3 błędy, które prawdopodobnie popełniasz w języku duńskim

Czy znacie ten moment, gdy pomimo wieloletniej nauki macie wrażenie, że w ogóle nie idziecie do przodu i zatrzymaliście się na jakimś poziomie? Mam nadzieję, że nie, jednak takie odczucie często przytrafia się w trakcie nauki języka obecnego. Z czego ono wynika?

Najczęściej jest ono spowodowane notorycznym błędami, które popełniamy od początku naszej nauki. Co mam więc dokładnie na myśli?

  1. Odpuszczanie jednego z elementów nauki

Nie ma co się łudzić, żeby swobodnie posługiwać się językiem obcym musimy opanowywać wszystkie moduły: czytanie, słuchanie, mówienie, pisanie. Często jednak zwyczajnie odpuszczamy sobie jeden z tych tematów. Wynika to z reguły z przekonania, że albo nie zamierzamy rozmawiać z Duńczykiem, albo nie mamy w planach pisać do nikogo listów. Z drugiej zaś strony często porzucamy ten element, z którym mamy najwięcej problemów. Rozgrzeszamy się przy tym myślą, że przecież z innych modułów idzie nam świetnie, a nie we wszystkim trzeba być dobrym. To jest jednak trochę droga na skróty, i trzeba pamiętać, że wszystkie te elementy wzajemnie się uzupełniają. A gdy któryś z tematów sprawia nam więcej trudności, oznacza to tylko tyle, że musimy poświęcić mu nieco więcej czasu i energii.

  1. Uczenie się przypadkowego słownictwa

Wiadomo, bez pewnego zasobu słów ani się nie dogadamy, ani nic nie zrozumiemy. Im bogatszy zakres, tym lepiej. Są bez wątpienie takie słowa, bez których „ani rusz”, ale są też i takie, bez znajomości których na pewnych etapach spokojnie jesteśmy sobie w stanie poradzić. Najgorsze, co więc możemy zrobić, to uczyć się słówek, których nigdy nie użylibyśmy w języku polskim, lekceważąc przy tym podstawowe słownictwo. Ambitnym jest wiedzieć jak jest po duńsku podwozie, ale tylko w przypadku gdy słowem samochód posługujemy się z wielką płynnością. Otwarcie słownika, czy literatury specjalistycznej na samym początku drogi nie jest dobrym rozwiązaniem dlatego, że prawdopodobnie poświęcona energia nie przyniesie żadnych specjalnych korzyści. Zmarnujemy prawdopodobnie czas i włożoną pracę, a brak efektów wcale nie będzie dla nas motywująca.

  1. Brak systematyczności

Nic odkrywczego.
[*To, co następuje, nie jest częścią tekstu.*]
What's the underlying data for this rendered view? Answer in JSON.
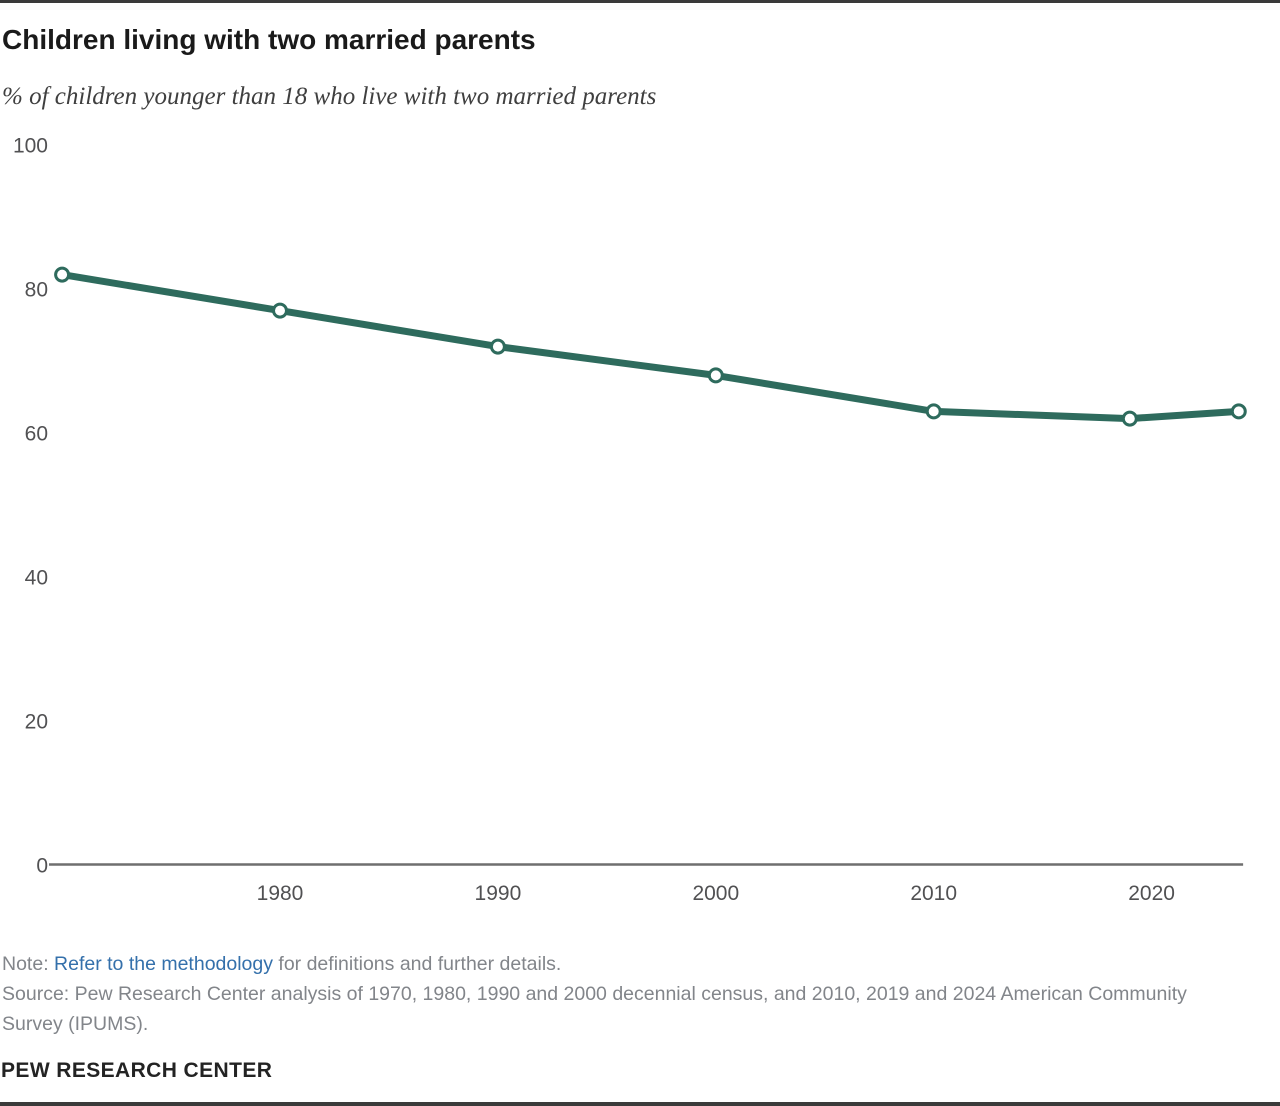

To praktyka czyni mistrza, więc bez regularnej nauki nic nie osiągniemy. Mówiąc regularność, niestety nie mam na myśli, że będziemy raz na miesiąc zaglądać do podręcznika, bo tym sposobem na efekty będziemy musieli „trochę” poczekać… W tym przypadku less wcale nie oznacza more. Tutaj tylko częste i systematyczne powtarzanie treści i sprawi, że efekty przyjdą prędzej niż później. Nie ograniczajmy się do „minimum” i nie zatrzymujmy się na godzinnej lekcji raz w tygodni z lektorem. Skoro my, żeby posługiwać się poprawnie językiem polskim, spędziliśmy wiele lat, pięć razy w tygodniu w ławce na lekcji języka polskiego z milionem prac domowych, to oznacza to tylko tyle, że nauka języka to jest regularna i wieloletnia praca.

Uświadomienie sobie błędów, które popełniamy przy nauce języka obcego to już połowa sukcesu. Obserwuj czy notuj swoje postępy, porównuj się do siebie sprzed miesiąca, pół roku itd. Małe sukcesy bywają niezwykle motywujące!